To clear all IPsec statistics, use the clear security ipsec statistics command.

Meaning

If you see packet loss issues across a VPN, you can run the show security ipsec statistics or show security ipsec statistics detail command several times to confirm that the encrypted and decrypted packet counters are incrementing. You should also check whether the other error counters are incrementing.

Testing Traffic Flow Across the VPN

Purpose

Verify the traffic flow across the VPN.

Action

You can use the ping command from the SRX Series Firewall to test traffic flow to a remote host PC. Make sure that you specify the source interface so that the route lookup is correct and the appropriate security zones are referenced during policy lookup.

From operational mode, enter the ping command.

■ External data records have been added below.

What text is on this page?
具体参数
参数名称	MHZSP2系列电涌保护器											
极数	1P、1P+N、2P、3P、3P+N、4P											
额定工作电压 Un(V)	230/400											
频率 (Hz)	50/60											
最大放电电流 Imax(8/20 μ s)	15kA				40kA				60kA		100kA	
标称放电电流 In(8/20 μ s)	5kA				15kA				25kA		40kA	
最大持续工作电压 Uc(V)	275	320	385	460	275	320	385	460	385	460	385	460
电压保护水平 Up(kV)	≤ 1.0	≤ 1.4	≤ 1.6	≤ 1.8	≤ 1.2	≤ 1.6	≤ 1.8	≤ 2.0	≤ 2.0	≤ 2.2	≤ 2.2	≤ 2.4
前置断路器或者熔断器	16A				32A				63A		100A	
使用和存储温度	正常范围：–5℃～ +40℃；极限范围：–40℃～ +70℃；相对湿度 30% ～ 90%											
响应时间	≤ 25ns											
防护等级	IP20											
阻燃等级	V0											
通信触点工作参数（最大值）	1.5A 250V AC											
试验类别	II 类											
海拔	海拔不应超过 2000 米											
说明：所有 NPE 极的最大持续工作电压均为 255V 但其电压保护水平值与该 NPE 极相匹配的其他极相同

You can also use the ping command from the SSG Series device.

Meaning

If the ping command fails from the SRX Series or SSG Series device, there might be a problem with the routing, security policies, end host, or encryption and decryption of ESP packets.

Change History Table

Feature support is determined by the platform and release you are using. Use Feature Explorer to determine if a feature is supported on your platform.

Release
Description
19.4R1
Starting in Junos OS Release 19.4R1, you can now configure only one dynamic DN attribute among container-string and wildcard-string at [edit security ike gateway gateway_name dynamic distinguished-name] hierarchy. If you try configuring the second attribute after you configure the first attribute, the first attribute is replaced with the second attribute. Before your upgrade your device, you must remove one of the attributes if you have configured both the attributes.
15.1X49-D80
Starting with Junos OS Release 15.1X49-D80, dynamic endpoint VPNs on SRX Series Firewalls support IPv6 traffic on secure tunnels.
12.3X48-D40
Starting with Junos OS Release 12.3X48-D40, Junos OS Release 15.1X49-D70, and Junos OS Release 17.3R1, all dynamic endpoint gateways configured on SRX Series Firewalls that use the same external interface can use different IKE policies, but the IKE policies must use the same IKE proposal.